The milquetoast, lapdog FCC has decided against network neutrality, and we’re all going to suffer for it. Read Tim Wu’s excellent analysis for more, but do NOT overlook that the person doing a big chunk of the fucking us right now lives at 1600 Pennsylvania; Obama campaigned on neutrality, and has completely failed to deliver.
From Wu’s piece in the New Yorker:
In 2007, at a public forum at Coe College, in Iowa, Presidential candidate Barack Obama was asked about net neutrality. Specifically, “Would you make it a priority in your first year of office to reinstate net neutrality as the law of the land?

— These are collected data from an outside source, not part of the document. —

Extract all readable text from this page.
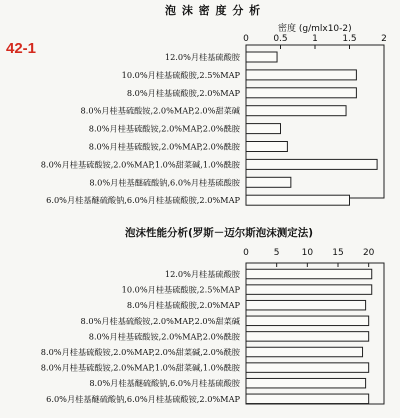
泡 沫 密 度 分 析
42-1
密度 (g/mlx10-2)
泡沫性能分析(罗斯－迈尔斯泡沫测定法)
0	0.5	1	1.5	2
12.0%月桂基硫酸胺
10.0%月桂基硫酸胺,2.5%MAP
8.0%月桂基硫酸胺,2.0%MAP
8.0%月桂基硫酸铵,2.0%MAP,2.0%甜菜碱
8.0%月桂基硫酸铵,2.0%MAP,2.0%酰胺
8.0%月桂基硫酸铵,2.0%MAP,2.0%酰胺
8.0%月桂基硫酸铵,2.0%MAP,1.0%甜菜碱,1.0%酰胺
8.0%月桂基醚硫酸钠,6.0%月桂基硫酸胺
6.0%月桂基醚硫酸钠,6.0%月桂基硫酸胺,2.0%MAP
0	5 10 15 20
12.0%月桂基硫酸胺
10.0%月桂基硫酸胺,2.5%MAP
8.0%月桂基硫酸胺,2.0%MAP
8.0%月桂基硫酸铵,2.0%MAP,2.0%甜菜碱
8.0%月桂基硫酸铵,2.0%MAP,2.0%酰胺
8.0%月桂基硫酸铵,2.0%MAP,2.0%甜菜碱,2.0%酰胺
8.0%月桂基硫酸铵,2.0%MAP,1.0%甜菜碱,1.0%酰胺
8.0%月桂基醚硫酸钠,6.0%月桂基硫酸胺
6.0%月桂基醚硫酸钠,6.0%月桂基硫酸铵,2.0%MAP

And would you pledge to only appoint F.C.C. commissioners that support open Internet principles like net neutrality?”
“The answer is yes,” Obama replied. “I am a strong supporter of net neutrality.” Explaining, he said, “What you’ve been seeing is some lobbying that says that the servers and the various portals through which you’re getting information over the Internet should be able to be gatekeepers and to charge different rates to different Web sites…. And that I think destroys one of the best things about the Internet—which is that there is this incredible equality there.”
If reports in the Wall Street Journal are correct, Obama’s chairman of the Federal Communications Commission, Thomas Wheeler, has proposed a new rule that is an explicit and blatant violation of this promise. In fact, it permits and encourages exactly what Obama warned against: broadband carriers acting as gatekeepers and charging Web sites a payola payment to reach customers through a “fast lane.”
Also, don’t get taken in by the language being used. As Marco points out, the whole discussion of “fast lanes” frames the issue incorrectly. They’re not going to build anything new, and haven’t for years (US customers pay more for broadband, and get lower speeds, than virtually anywhere else in the industrialized world). Your connection isn’t going to get better. This is all about carriers being able to charge providers again for traffic that’s already been paid for — and you can bet your ass it’ll also eventually include blocking or slowing traffic that competes with offerings of their own. This is why we hear so much about NetFlix in these conversations: it’s a direct competitor to Comcast and AT&T and Verizon, all of which would prefer you continue to pay through the nose for traditional cable packages and avoid these newfangled “Internet shows.”
This is what happens, too, in a political environment where any regulation is treated as creeping socialism by the know-nothing right. The noise chamber effect prevents just and proper things from taking hold.